Bounds of Chain-of-Thought Robustness: Reasoning Steps, Embed Norms, and Beyond

Paper · arXiv 2509.21284 · Published September 25, 2025
Reasoning Methods CoT ToTReasoning CritiquesCognitive Models Latent

Existing research indicates that the output of Chain-of-Thought (CoT) is significantly affected by input perturbations. Although many methods aim to mitigate such impact by optimizing prompts, a theoretical explanation of how these perturbations influence CoT outputs remains an open area of research. This gap limits our in-depth understanding of how input perturbations propagate during the reasoning process and hinders further improvements in prompt optimization methods. Therefore, in this paper, we theoretically analyze the effect of input perturbations on the fluctuation of CoT outputs. We first derive an upper bound for input perturbations under the condition that the output fluctuation is within an acceptable range, based on which we prove that: (i) This upper bound is positively correlated with the number of reasoning steps in the CoT; (ii) Even an infinitely long reasoning process cannot eliminate the impact of input perturbations. We then apply these conclusions to the Linear Self-Attention (LSA) model, which can be viewed as a simplified version of the Transformer. For the LSA model, we prove that the upper bound for input perturbation is negatively correlated with the norms of the input embedding and hidden state vectors. To validate this theoretical analysis, we conduct experiments on three mainstream datasets and four mainstream models. The experimental results align with our theoretical analysis, empirically demonstrating the correctness of our findings.

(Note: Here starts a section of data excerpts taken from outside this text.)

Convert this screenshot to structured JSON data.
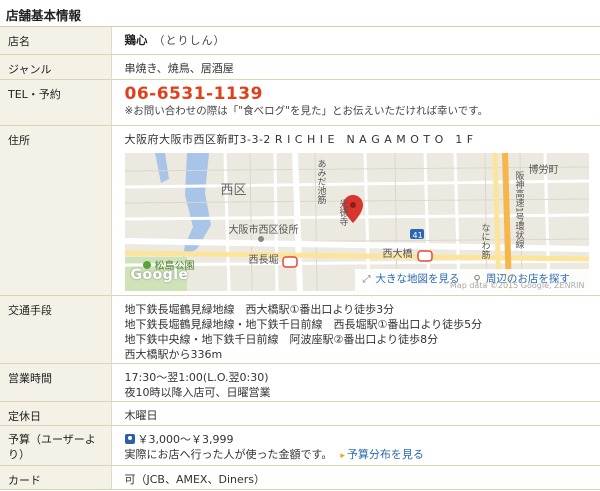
{
  "section": {
    "title": "店舗基本情報"
  },
  "rows": {
    "name": {
      "label": "店名",
      "value": "鶏心",
      "kana": "（とりしん）"
    },
    "genre": {
      "label": "ジャンル",
      "value": "串焼き、焼鳥、居酒屋"
    },
    "tel": {
      "label": "TEL・予約",
      "phone": "06-6531-1139",
      "note": "※お問い合わせの際は「\"食べログ\"を見た」とお伝えいただければ幸いです。"
    },
    "address": {
      "label": "住所",
      "value": "大阪府大阪市西区新町3-3-2 R I C H I E　N A G A M O T O　1 F",
      "map": {
        "labels": [
          "西区",
          "大阪市西区役所",
          "松島公園",
          "西長堀",
          "西大橋",
          "博労町",
          "あみだ池筋",
          "光徳寺",
          "なにわ筋",
          "阪神高速1号環状線",
          "41"
        ],
        "large_map_link": "大きな地図を見る",
        "nearby_link": "周辺のお店を探す",
        "google": "Google",
        "map_data": "Map data ©2015 Google, ZENRIN"
      }
    },
    "access": {
      "label": "交通手段",
      "lines": [
        "地下鉄長堀鶴見緑地線　西大橋駅①番出口より徒歩3分",
        "地下鉄長堀鶴見緑地線・地下鉄千日前線　西長堀駅①番出口より徒歩5分",
        "地下鉄中央線・地下鉄千日前線　阿波座駅②番出口より徒歩8分",
        "西大橋駅から336m"
      ]
    },
    "hours": {
      "label": "営業時間",
      "lines": [
        "17:30～翌1:00(L.O.翌0:30)",
        "夜10時以降入店可、日曜営業"
      ]
    },
    "holiday": {
      "label": "定休日",
      "value": "木曜日"
    },
    "budget": {
      "label": "予算（ユーザーより）",
      "value": "￥3,000～￥3,999",
      "note": "実際にお店へ行った人が使った金額です。",
      "link": "予算分布を見る"
    },
    "card": {
      "label": "カード",
      "value": "可（JCB、AMEX、Diners）"
    }
  },
  "colors": {
    "phone": "#e0401a",
    "header_bg": "#f4f1e6",
    "link": "#2a6ab3",
    "pin": "#d7352d"
  }
}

Chain-of-Thought (CoT) is an effective method that enhances the performance of large language models (LLMs) by prompting the model to generate a step-by-step reasoning process, thereby improving the quality of the results [54]. However, numerous studies have indicated that CoT is highly sensitive to input, where subtle input perturbations can lead to significant performance fluctuations [67, 42]. To address this issue, researchers have proposed prompt optimization methods to enhance the reasoning performance of LLMs by refining the input prompt, lowering the effect of the input perturbation [45, 39]. For instance, TextGrad [62] optimizes prompts by constructing textual gradients, while OPRO [61] utilizes the LLM itself to iteratively generate more suitable prompts.

Despite this progress, a key gap remains: most studies treat CoT robustness as an empirical phenomenon, with little theoretical understanding of why and how perturbations propagating through the reasoning process of LLMs, thereby affecting the output fluctuation. Without such analysis, our understanding of CoT robustness remains incomplete, and prompt optimization risks being limited to ad-hoc techniques. This motivates a fundamental research question: what governs the CoT robustness of LLMs to input perturbations?

Following the previous work [21], we consider CoT as a multistep iterative process, with the output of each step serving as the input for the next. Our theoretical analysis shows that under the assumption of Lipschitz continuity [36, 7], longer CoT reasoning indeed reduces the fluctuation of outputs to input perturbations, but never fully eliminates them. Even with an infinite number of CoT steps, a non-zero robustness bound remains, suggesting that CoT inherently dampens but cannot completely neutralize perturbations.

To further ground our analysis, we investigate robustness in the Linear Self-Attention (LSA) model [47, 64], which is commonly adopted as a simplified version of Transformer [44] for analysis without loss of generality. We prove that CoT robustness highly depends on model-level factors: the sensitivity to perturbations correlates negatively with the norm of the input vector and the hidden state vectors. Additionally, we also discuss the impact of other factors in LSA on CoT robustness.